FHA streamline mortgages give homeowners who already have a mortgage that’s insured by the Federal Housing Administration an expedited way to refinance into another FHA-insured home loan. For those who can save money by refinancing and qualify, this is usually the fastest and most affordable way to refinance.
Homeowners Must Meet Five Specific Criteria to Qualify
To qualify for an FHA streamline refinance, homeowners must be able to meet five specific criteria. The criteria aren’t necessarily difficult to meet, but there’s no margin for variance with them. Homeowners must:
- Already have their property financed through an FHA-insured mortgage
- Have waited at least six months since their current FHA mortgage was issued
- Be current on their FHA mortgage (see below)
- Be able to cover the closing costs of the refinance (see below)
- See a tangible financial benefit from the refinance (see below)
Private lenders who actually underwrite FHA mortgages and streamline refinances may have additional requirements, such as minimum credit scores.
FHA Streamline Refinances Are Intended to Help Homeowners Save
The purpose of the FHA streamline refinance program is to help homeowners take advantage of any savings that refinancing will offer them, and it’s this purpose that explains the latter three requirements listed above.
First, homeowners must be current on their existing FHA mortgage because the program’s not intended to alleviate financial pressure. The Federal Housing Authority has many other programs to help homeowners who are struggling to pay or are upside-down on an FHA-insured mortgage.

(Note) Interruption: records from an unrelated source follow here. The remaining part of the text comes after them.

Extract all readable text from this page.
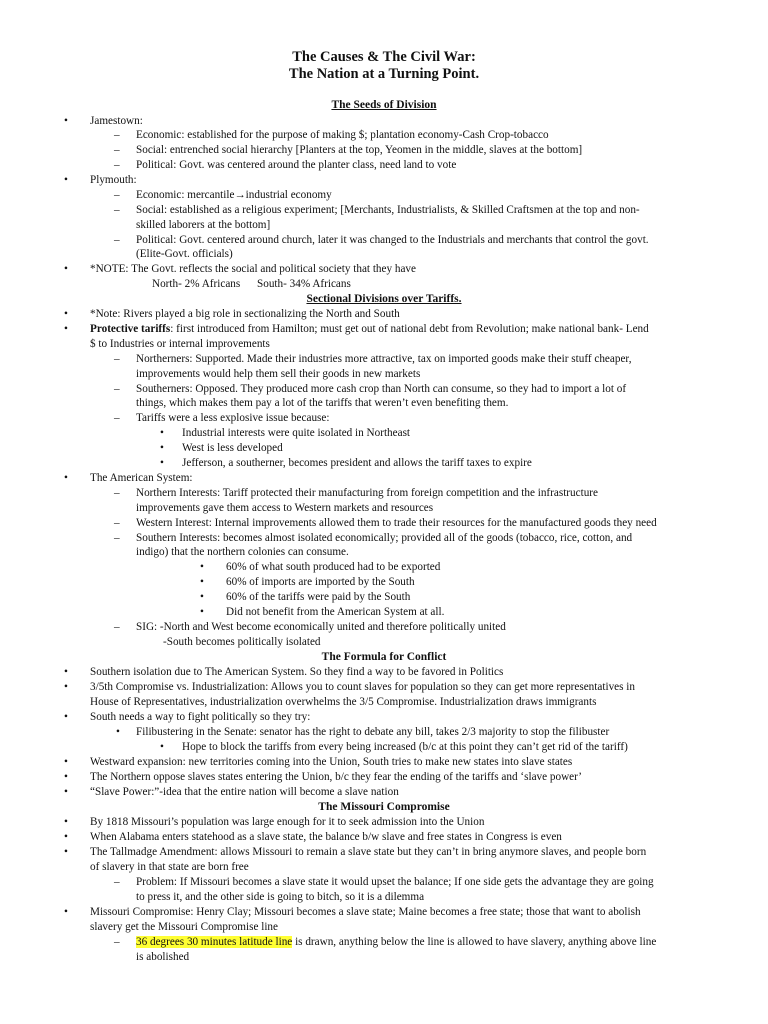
The Causes & The Civil War:
The Nation at a Turning Point.
The Seeds of Division
• Jamestown:
– Economic: established for the purpose of making $; plantation economy-Cash Crop-tobacco
– Social: entrenched social hierarchy [Planters at the top, Yeomen in the middle, slaves at the bottom]
– Political: Govt. was centered around the planter class, need land to vote
• Plymouth:
– Economic: mercantile→industrial economy
– Social: established as a religious experiment; [Merchants, Industrialists, & Skilled Craftsmen at the top and non-
skilled laborers at the bottom]
– Political: Govt. centered around church, later it was changed to the Industrials and merchants that control the govt.
(Elite-Govt. officials)
• *NOTE: The Govt. reflects the social and political society that they have
North- 2% Africans      South- 34% Africans
Sectional Divisions over Tariffs.
• *Note: Rivers played a big role in sectionalizing the North and South
• Protective tariffs: first introduced from Hamilton; must get out of national debt from Revolution; make national bank- Lend
$ to Industries or internal improvements
– Northerners: Supported. Made their industries more attractive, tax on imported goods make their stuff cheaper,
improvements would help them sell their goods in new markets
– Southerners: Opposed. They produced more cash crop than North can consume, so they had to import a lot of
things, which makes them pay a lot of the tariffs that weren’t even benefiting them.
– Tariffs were a less explosive issue because:
• Industrial interests were quite isolated in Northeast
• West is less developed
• Jefferson, a southerner, becomes president and allows the tariff taxes to expire
• The American System:
– Northern Interests: Tariff protected their manufacturing from foreign competition and the infrastructure
improvements gave them access to Western markets and resources
– Western Interest: Internal improvements allowed them to trade their resources for the manufactured goods they need
– Southern Interests: becomes almost isolated economically; provided all of the goods (tobacco, rice, cotton, and
indigo) that the northern colonies can consume.
• 60% of what south produced had to be exported
• 60% of imports are imported by the South
• 60% of the tariffs were paid by the South
• Did not benefit from the American System at all.
– SIG: -North and West become economically united and therefore politically united
-South becomes politically isolated
The Formula for Conflict
• Southern isolation due to The American System. So they find a way to be favored in Politics
• 3/5th Compromise vs. Industrialization: Allows you to count slaves for population so they can get more representatives in
House of Representatives, industrialization overwhelms the 3/5 Compromise. Industrialization draws immigrants
• South needs a way to fight politically so they try:
• Filibustering in the Senate: senator has the right to debate any bill, takes 2/3 majority to stop the filibuster
• Hope to block the tariffs from every being increased (b/c at this point they can’t get rid of the tariff)
• Westward expansion: new territories coming into the Union, South tries to make new states into slave states
• The Northern oppose slaves states entering the Union, b/c they fear the ending of the tariffs and ‘slave power’
• “Slave Power:”-idea that the entire nation will become a slave nation
The Missouri Compromise
• By 1818 Missouri’s population was large enough for it to seek admission into the Union
• When Alabama enters statehood as a slave state, the balance b/w slave and free states in Congress is even
• The Tallmadge Amendment: allows Missouri to remain a slave state but they can’t in bring anymore slaves, and people born
of slavery in that state are born free
– Problem: If Missouri becomes a slave state it would upset the balance; If one side gets the advantage they are going
to press it, and the other side is going to bitch, so it is a dilemma
• Missouri Compromise: Henry Clay; Missouri becomes a slave state; Maine becomes a free state; those that want to abolish
slavery get the Missouri Compromise line
– 36 degrees 30 minutes latitude line is drawn, anything below the line is allowed to have slavery, anything above line
is abolished
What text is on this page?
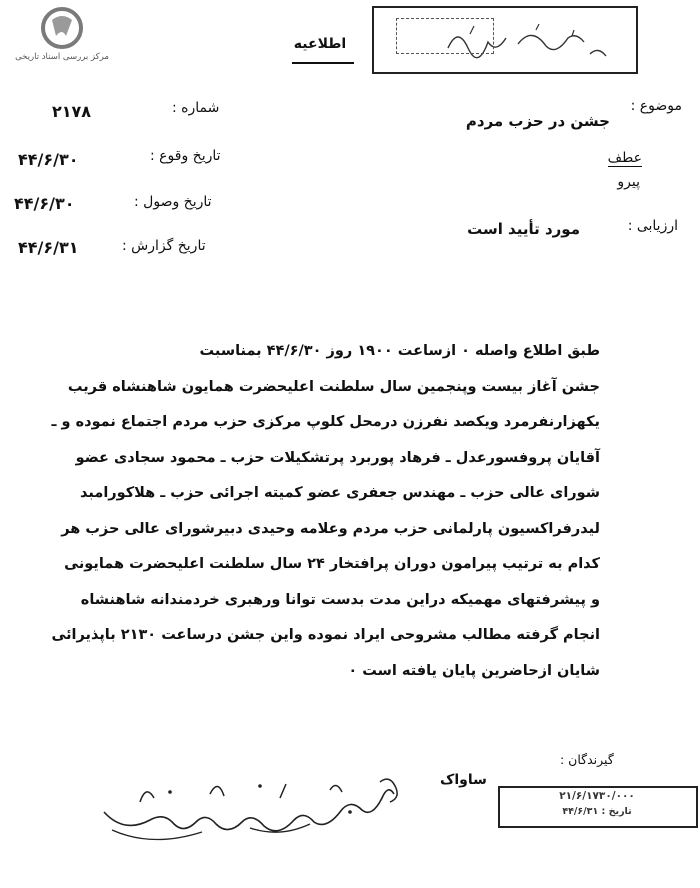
مرکز بررسی اسناد تاریخی
اطلاعیه
شماره :
۲۱۷۸
تاریخ وقوع :
۴۴/۶/۳۰
تاریخ وصول :
۴۴/۶/۳۰
تاریخ گزارش :
۴۴/۶/۳۱
موضوع :
جشن در حزب مردم
عطف
پیرو
ارزیابی :
مورد تأیید است
طبق اطلاع واصله ۰ ازساعت ۱۹۰۰ روز ۴۴/۶/۳۰ بمناسبت
جشن آغاز بیست وپنجمین سال سلطنت اعلیحضرت همایون شاهنشاه قریب
یکهزارنفرمرد ویکصد نفرزن درمحل کلوپ مرکزی حزب مردم اجتماع نموده و ـ
آقایان پروفسورعدل ـ فرهاد پوربرد پرتشکیلات حزب ـ محمود سجادی عضو
شورای عالی حزب ـ مهندس جعفری عضو کمیته اجرائی حزب ـ هلاکورامبد
لیدرفراکسیون پارلمانی حزب مردم وعلامه وحیدی دبیرشورای عالی حزب هر
کدام به ترتیب پیرامون دوران پرافتخار ۲۴ سال سلطنت اعلیحضرت همایونی
و پیشرفتهای مهمیکه دراین مدت بدست توانا ورهبری خردمندانه شاهنشاه
انجام گرفته مطالب مشروحی ایراد نموده واین جشن درساعت ۲۱۳۰ باپذیرائی
شایان ازحاضرین پایان یافته است ۰
گیرندگان :
ساواک
۲۱/۶/۱۷۳۰/۰۰۰
تاریخ : ۴۴/۶/۳۱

Second, homeowners have to be able to cover the closing costs of refinancing so that they can realize the maximum possible financial benefit from the refinance. Rolling closing costs into the new mortgage (as some refinances do) simply spreads the cost of refinancing out over the duration of the new home loan.
Third, homeowners have to see a “net tangible benefit.” Exactly what qualifies as a net tangible benefit depends on the type of loan, interest rate, loan terms and other factors, but the refinance ultimately must provide a financial savings.
Additionally, homeowners aren’t able to take out more than $500 of their equity through this type of refinance since the main purpose is to save money. Homeowners who want to refinance so that they can liquidate some of the equity in their home should consider other refinancing options.
FHA Streamline Mortgages Save Homeowners Paperwork, Time and Money at Closing
The real benefit of the FHA streamline mortgage program (as opposed to other refinance options) lies in the way that this type of refinance is done. Specifically, homeowners don’t have to provide income verification, an appraisal or some other documents to complete the refinance.
Not needing to submit this information reduces the paperwork required and saves homeowners time. It also lowers the cost of refinancing, as homeowners don’t have to pay for an assessment or other documents that aren’t required.
Investment Properties Can Be Refinanced With an FHA Streamline Mortgage
Most homes that are financed through an FHA-insured mortgage are borrower’s primary residences, for this is a requirement of the initial FHA mortgage program. In a few cases, however, former primary residences become investment properties but remain on an FHA mortgage.
When this happens, it’s often possible to refinance an investment property that has an existing FHA mortgage through the FHA streamline program. Property owners must meet all aforementioned criteria, and the refinance must be done without an additional assessment (since the program is largely designed to avoid this requirement).
FHA Streamline Refinance Makes Sense for Qualifying Homeowners
If you meet all of the FHA streamline criteria and can save money by refinancing your home loan, this program likely makes sense. Check to make sure you qualify for an FHA streamline refinance and see what sorts of terms you could get on a new home loan.